Marble isn’t the only non-
africana
who comes to this shop. There are always a couple of women who know they can get a good deal on quality hair extensions, or people who, like Marble, are relieved to have found a
parrucchiere
who actually knows how to work with their thick, springy hair. Marble loves her slovenly hours at the beauty shop, chair-dancing to the music on the audio system and trading quips with the chatty mix of black and brown and parchment-colored women who form this small, multilingual community.

Marble feels the buzz of her mobile phone through her purse. Once her hair is wrapped in a towel, she reaches into the mouth of her handbag and taps the screen of the phone. She reads the email a couple of times. The subject heading is
Estate of Eleanor Bennett.
The lawyer would like to schedule a telephone call to speak with her about a confidential matter of relevance to Marble regarding this Bennett woman. From the wording of the email, Marble might not have guessed right away. Had she been petite and blond, like her mummy, she might not
have guessed right away. Had she not been living with a growing sense of unease about her identity, she might not have guessed right away.

She sets up a call with the American lawyer for the next day, and afterward she just sits there, trembling. She must fight the urge to call her mother in London. Her mum is the first person Marble thinks of whenever she needs to talk. It has always been this way, even when her husband was still alive. But this is not the kind of news that a daughter can share with her mother by telephone. This is not the kind of anger a daughter should express by telephone. She swipes at the phone’s screen and starts looking up flights. She needs to go to London tonight.

Wanda
 

W
anda and Ronald Martin are
just sitting down to supper in their London townhouse when they hear someone wiping their shoes on the doormat outside. It’s Marble. They recognize the weight and drag of those feet. They recognize the way she presses her finger against the doorbell.

“I didn’t know she was in London.”

“Nor did I.”

“Why doesn’t she let herself in?”

“Maybe she left her keys in Rome.”

Wanda pulls open the front door, her chest swelling with the feeling that the arrival of her daughter always brings, but when she sees Marble’s face, everything falls inward. She knows, instantly, why her daughter is here unannounced.

Fifty years.

Their daughter is almost fifty years old.

Wanda had hoped that after five decades, they’d be safe.

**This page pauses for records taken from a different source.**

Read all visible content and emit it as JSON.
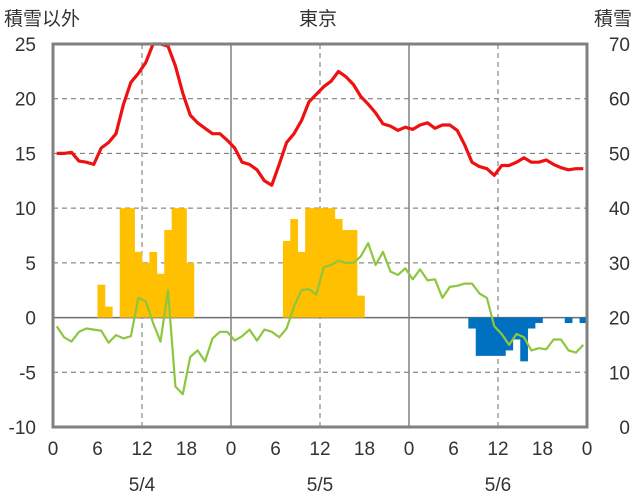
{
  "chart_data": {
    "type": "bar+line",
    "title": "東京",
    "left_axis_label": "積雪以外",
    "right_axis_label": "積雪",
    "left_ylim": [
      -10,
      25
    ],
    "left_ticks": [
      "25",
      "20",
      "15",
      "10",
      "5",
      "0",
      "-5",
      "-10"
    ],
    "right_ylim": [
      0,
      70
    ],
    "right_ticks": [
      "70",
      "60",
      "50",
      "40",
      "30",
      "20",
      "10",
      "0"
    ],
    "x_tick_labels": [
      "0",
      "6",
      "12",
      "18",
      "0",
      "6",
      "12",
      "18",
      "0",
      "6",
      "12",
      "18",
      "0"
    ],
    "date_labels": [
      "5/4",
      "5/5",
      "5/6"
    ],
    "hours": 72,
    "colors": {
      "red_line": "#ee1111",
      "green_line": "#8dc63f",
      "orange_bars": "#ffc000",
      "blue_bars": "#0070c0",
      "frame": "#808080"
    },
    "red_series": [
      15,
      15,
      15.1,
      14.3,
      14.2,
      14,
      15.5,
      16,
      16.8,
      19.5,
      21.5,
      22.3,
      23.3,
      25,
      25,
      24.8,
      23,
      20.5,
      18.5,
      17.8,
      17.3,
      16.8,
      16.8,
      16.2,
      15.5,
      14.2,
      14,
      13.5,
      12.5,
      12.1,
      14,
      16,
      16.8,
      18,
      19.7,
      20.4,
      21.1,
      21.6,
      22.5,
      22,
      21.3,
      20.2,
      19.5,
      18.7,
      17.7,
      17.5,
      17.1,
      17.4,
      17.2,
      17.6,
      17.8,
      17.3,
      17.6,
      17.6,
      17.1,
      15.8,
      14.2,
      13.8,
      13.6,
      13,
      13.9,
      13.9,
      14.2,
      14.6,
      14.2,
      14.2,
      14.4,
      14,
      13.7,
      13.5,
      13.6,
      13.6
    ],
    "green_series": [
      -0.8,
      -1.8,
      -2.2,
      -1.3,
      -1,
      -1.1,
      -1.2,
      -2.3,
      -1.6,
      -1.9,
      -1.7,
      1.8,
      1.5,
      -0.5,
      -2.2,
      2.5,
      -6.3,
      -7,
      -3.6,
      -3,
      -4,
      -1.9,
      -1.3,
      -1.3,
      -2.1,
      -1.7,
      -1.1,
      -2.1,
      -1.1,
      -1.3,
      -1.8,
      -1,
      1,
      2.5,
      2.6,
      2.1,
      4.6,
      4.8,
      5.2,
      5,
      5,
      5.6,
      6.8,
      4.8,
      6,
      4.2,
      3.9,
      4.5,
      3.5,
      4.4,
      3.4,
      3.5,
      1.8,
      2.8,
      2.9,
      3.1,
      3.1,
      2.2,
      1.8,
      -0.8,
      -1.5,
      -2.5,
      -1.5,
      -1.8,
      -3,
      -2.8,
      -2.9,
      -2,
      -2,
      -3,
      -3.2,
      -2.5
    ],
    "orange_bars": [
      0,
      0,
      0,
      0,
      0,
      0,
      3,
      1,
      0,
      10,
      10,
      6,
      5,
      6,
      4,
      8,
      10,
      10,
      5,
      0,
      0,
      0,
      0,
      0,
      0,
      0,
      0,
      0,
      0,
      0,
      0,
      7,
      9,
      6,
      10,
      10,
      10,
      10,
      9,
      8,
      8,
      2,
      0,
      0,
      0,
      0,
      0,
      0,
      0,
      0,
      0,
      0,
      0,
      0,
      0,
      0,
      0,
      0,
      0,
      0,
      0,
      0,
      0,
      0,
      0,
      0,
      0,
      0,
      0,
      0,
      0,
      0
    ],
    "blue_bars": [
      0,
      0,
      0,
      0,
      0,
      0,
      0,
      0,
      0,
      0,
      0,
      0,
      0,
      0,
      0,
      0,
      0,
      0,
      0,
      0,
      0,
      0,
      0,
      0,
      0,
      0,
      0,
      0,
      0,
      0,
      0,
      0,
      0,
      0,
      0,
      0,
      0,
      0,
      0,
      0,
      0,
      0,
      0,
      0,
      0,
      0,
      0,
      0,
      0,
      0,
      0,
      0,
      0,
      0,
      0,
      0,
      -1,
      -3.5,
      -3.5,
      -3.5,
      -3.5,
      -3,
      -2,
      -4,
      -1,
      -0.5,
      0,
      0,
      0,
      -0.5,
      0,
      -0.5
    ]
  }
}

Wanda had hoped that she and Ronald would never need to have this conversation with Marble, this talk about another woman, a young, unwed mother from the Caribbean. Their daughter’s birth mother. Wanda’s true life began when she took little Mabel into her arms all those years ago. Now, looking at her daughter’s face, Wanda fears that the charmed life that she and Ronald and their child have lived all these years is about to crumble.